The picture is no longer in its original size because it has been cropped all around. In addition, the German text in the writing box was painted over in the 17th century and translated into Latin.

comment

Altdorfer is one of the first to create pure landscape paintings without human figures. The Battle of Alexander is atypical for his work, both in terms of size and subject, which can be traced back to the client.

Altdorfer provided the picture with his signature on the lower left edge of the picture , the year 1529, and added in Latin: ALBRECHT ALTORFER ZU REGENSPVRG FECIT (German: 'Albrecht Altdorfer zu Regensburg painted this picture.')

The battle should look like a natural event or a cosmic conflict, because this world-historical event was understood as the victory of the Greek West over the Persian East . The crescent moon is the same as in the flag of the Turks who stood in front of Vienna in 1529. In view of the Turkish threat, Altdorfer invokes the victory of the West (the sun) over the East (the moon).

World map from Hartmann Schedel's world chronicle with the mountains on the Nile

The painting should keep the memory of the strategic achievement of Alexander alive, who had defeated a multiple superiority. According to the numbers on the painting, Darius commanded 300,000 foot soldiers, Alexander only 32,000; Darius had 100,000 riders, Alexander only 4,000. One of the sources is likely the world chronicle of Hartmann Schedel have been, coincide with the most numbers. The book was published in Nuremberg in 1493, 35 years before Altdorfer began painting the Battle of Alexander. The mountains next to the Nile do not correspond to reality, but agree with the Schedel map.

Altdorfer did not adhere to his written information, however, because the numerical superiority of the Persians cannot be seen in the picture. He also dresses the characters like people in his presence.
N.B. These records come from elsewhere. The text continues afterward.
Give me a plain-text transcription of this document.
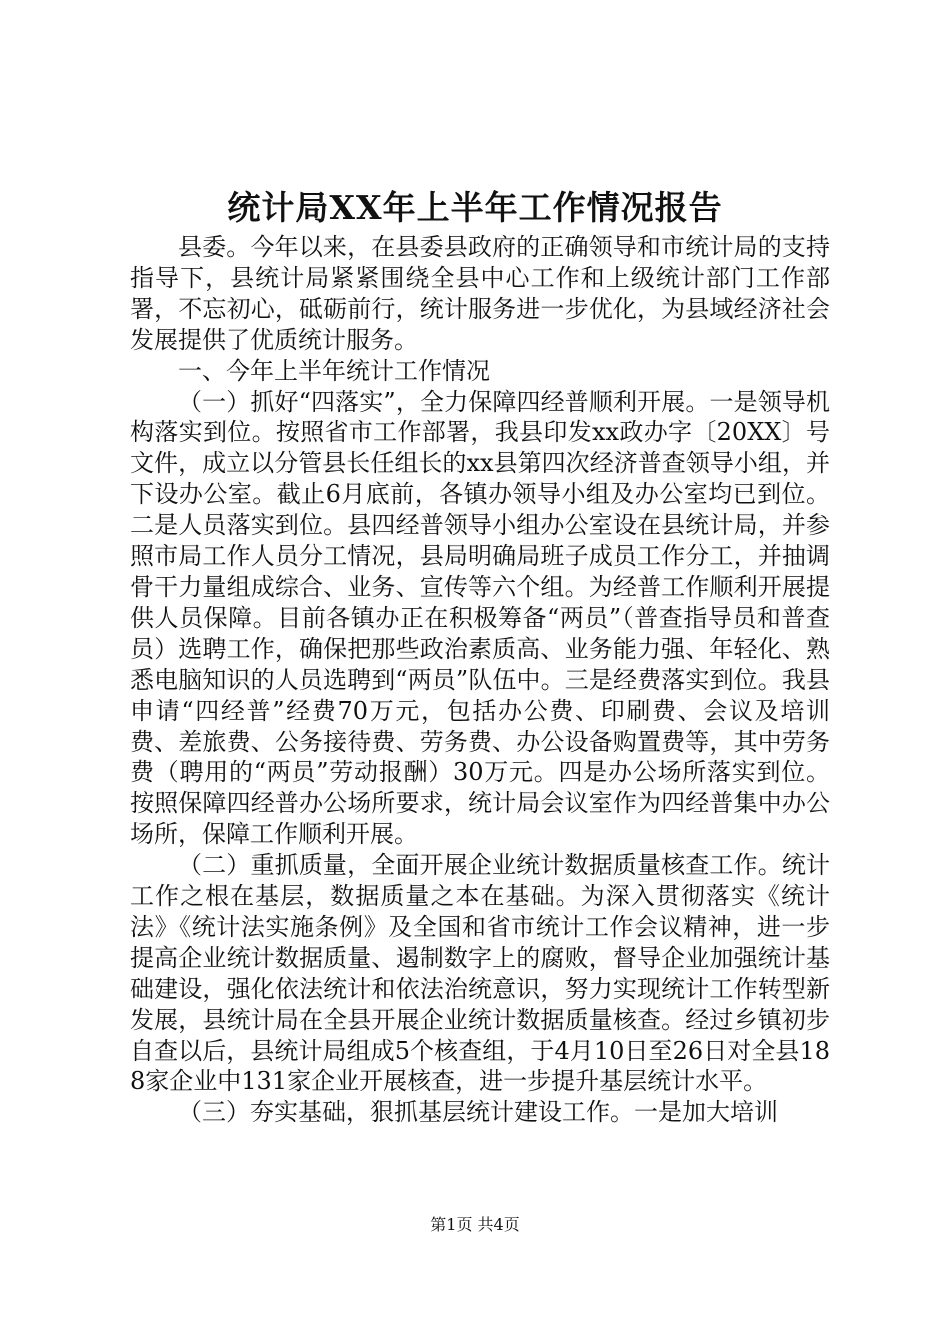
统计局XX年上半年工作情况报告

县委。今年以来，在县委县政府的正确领导和市统计局的支持指导下，县统计局紧紧围绕全县中心工作和上级统计部门工作部署，不忘初心，砥砺前行，统计服务进一步优化，为县域经济社会发展提供了优质统计服务。

一、今年上半年统计工作情况

（一）抓好“四落实”，全力保障四经普顺利开展。一是领导机构落实到位。按照省市工作部署，我县印发xx政办字〔20XX〕号文件，成立以分管县长任组长的xx县第四次经济普查领导小组，并下设办公室。截止6月底前，各镇办领导小组及办公室均已到位。二是人员落实到位。县四经普领导小组办公室设在县统计局，并参照市局工作人员分工情况，县局明确局班子成员工作分工，并抽调骨干力量组成综合、业务、宣传等六个组。为经普工作顺利开展提供人员保障。目前各镇办正在积极筹备“两员”（普查指导员和普查员）选聘工作，确保把那些政治素质高、业务能力强、年轻化、熟悉电脑知识的人员选聘到“两员”队伍中。三是经费落实到位。我县申请“四经普”经费70万元，包括办公费、印刷费、会议及培训费、差旅费、公务接待费、劳务费、办公设备购置费等，其中劳务费（聘用的“两员”劳动报酬）30万元。四是办公场所落实到位。按照保障四经普办公场所要求，统计局会议室作为四经普集中办公场所，保障工作顺利开展。

（二）重抓质量，全面开展企业统计数据质量核查工作。统计工作之根在基层，数据质量之本在基础。为深入贯彻落实《统计法》《统计法实施条例》及全国和省市统计工作会议精神，进一步提高企业统计数据质量、遏制数字上的腐败，督导企业加强统计基础建设，强化依法统计和依法治统意识，努力实现统计工作转型新发展，县统计局在全县开展企业统计数据质量核查。经过乡镇初步自查以后，县统计局组成5个核查组，于4月10日至26日对全县188家企业中131家企业开展核查，进一步提升基层统计水平。

（三）夯实基础，狠抓基层统计建设工作。一是加大培训

第1页 共4页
The cultural philosopher Friedrich Schlegel saw the picture in 1803 in the restoration room of the Louvre (after that it was in Napoleon's bathroom in Saint-Cloud until 1815) and wrote overwhelmed in his description of the picture:

"Should I call it a landscape, a historical painting or a slaughter?"

Schlegel identifies the landscape as “the ocean of the world; then on the left the setting moon, on the right the rising sun; an equally clear as a great symbol of the story depicted ”, but he was wrong. He was right, however, with his interpretation of the light mood as the last illumination of the sun in the evening, on which, according to ancient sources, the battle was decided in favor of Alexander.

literature

  • Reinhart Koselleck : Past future of early modern times, in this: Past future. On the semantics of historical times, Frankfurt am Main 1979 (Suhrkamp Theory), pp. 17–37.
  • Hein Kähne: The Battle of Alexander . Prestel, Munich 1998, ISBN 3-7913-2028-9 .
  • Manfred Wundram : The most famous paintings in the world . Imprimatur Druck- und Verlagsgesellschaft, Bergisch Gladbach 1976.

Web links

Commons : The Battle of Alexander  - collection of images, videos and audio files

Individual evidence

  1. ^ Wilhelm Schmidt:  Altdorfer, Albrecht . In: Allgemeine Deutsche Biographie (ADB). Volume 1, Duncker & Humblot, Leipzig 1875, pp. 356-358.
  2. Winfrid Parkinson: Altdorfers Alexanderschlacht: How Munich became the city of art collections. Documentary film. Bayerisches Fernsehen, 1998, accessed on May 16, 2020 (1 min. 28).